Up Close With Belkis Ayón at David Castillo Gallery
Ross Karlan, Director of Art Muse LA and Miami
Every once in a while an opportunity arises to experience an exhibition like no other. After leaving David Castillo Gallery’s current show Belkis Ayón —a solo show of the famous Cuban printmaker — I felt like I had an exclusive invitation into the artist’s mysterious and magical world. I was completely transported in a way that was unexpected and offered a chance to get up close and personal to Ayón’s beautiful work. While Ayón’s legacy has reached incredible heights in recent years, including an incredible traveling retrospective exhibition, Nkame in 2016 and 2017, the show at David Castillo is Ayón’s first commercial gallery show since her death in 1999.
While she has not quite reached the notoriety of other Latin American women artists, Belkis Ayón’s international fame has begun to take the world by storm, and the once relatively unknown and esoteric artist is slowly becoming more of a household name. Ayón was born in 1967 in a freshly post-Revolution Havana, Cuba. She was trained at the San Alejandro Academy and later at the University of the Arts (Instituto Superior de Arte) where she also taught. Ayón sadly died by suicide at the age of 32 in 1999, but despite her young age, her enormous impact on Cuban, Afro-Caribbean, and women artists continues her legacy.
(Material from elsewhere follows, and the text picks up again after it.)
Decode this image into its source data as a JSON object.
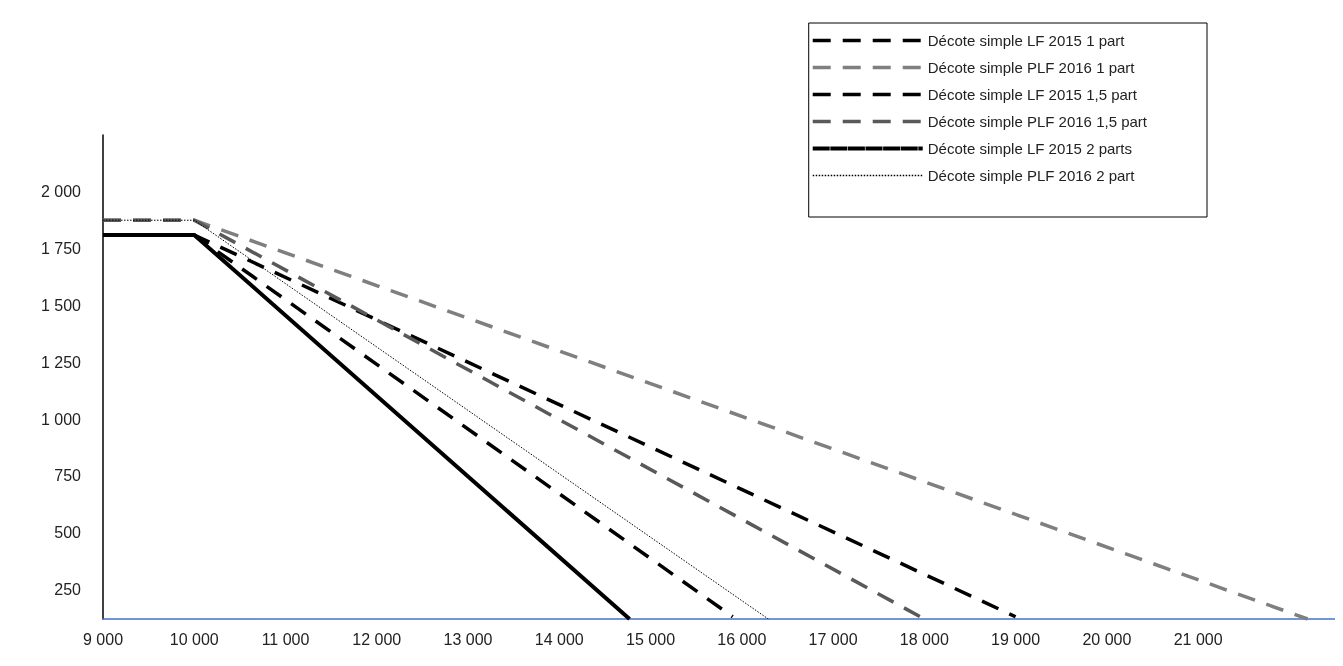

As an artist, and more specifically a printmaker, Ayón’s specialty was collography, a unique type of printmaking in which a plate is made by adhering different objects or materials to a solid backing that is then inked and pressed onto paper. Ayón applied this technique to large-scale prints, predominantly in a grayscale, and depicted mysterious human-like creatures, animals, and symbols. Her inspiration was her interest — and perhaps obsession — with the Abakuá religion, a secret all-male Afro-Cuban religious society. In the David Castillo show, the figure of Sikan—Abakuá’s sole female deity— takes center stage in many of the works.
In Abakuá mythology, Sikan is sacrificed for her sacred voice after she accidentally catches a fish believed to be a reincarnated king. The tribe’s oracle, Nasakó, realizes that Sikan has the sacred fish, and he and his men send two snakes to her to scare her so she drops her water vessel. She does, yet the fish is unable to be saved, so the men believe that perhaps the voice has transferred to Sikan’s skin, sacrificing her to make a drum from her skin, yet the sound fades and they must keep looking.
The story is gruesome and mysterious, but one that resonates with Ayón and appears in her work. Visually, she often incorporates elements of the myth into her collographs, especially Sikan with the fish and surrounded by the snakes. At the same time, Ayón, in a 1993 interview with journalist Ines Anselmi featured in the gallery’s exhibition catalogue, explains that her work is not just a retelling of the myth directly, but rather her own vision into a world she can never experience:
I don’t know if you’re thinking that what I do in my work is simply reproduce the Abakuá myth as is, but actually I don’t do that. In fact, my goal is to synthesize the aesthetic, visual, and poetic details that I find in Abakuá mythology and to add my own vision — which is, of course, simply the vision of an individual observing all this great mythology, which I treat with enormous respect and care. What can be seen in my work is a kind of series of flashes of a sacred memory that I did not live through exactly, but that I always have in my memory because of the research I did.
As spectators, we are of course not privy to the intricacies of the Abakuá society, but we nevertheless feel welcomed into its mysteries and peculiarities. Even more so, the context of Ayón’s work, in its current show, further adds to this experience. The gallery space is on the second floor of a building in the Miami Design District; a small white-walled room with a dark concrete floor and exposed ducts on the ceiling. It’s industrial, yet extremely refined and intimate, which made the works feel even larger than life. I stood in the gallery alone with the work, isolated yet keenly aware that I could feel and experience everything the artist wanted me to see and feel. Removed the bustle of a museum hall, from extraneous noise, lengthy wall-texts and labels, or even the anticipation of another room of art around some corner, David Castillo Gallery acts as a sanctuary where Belkis and her vision of a strange and unusual world come to life.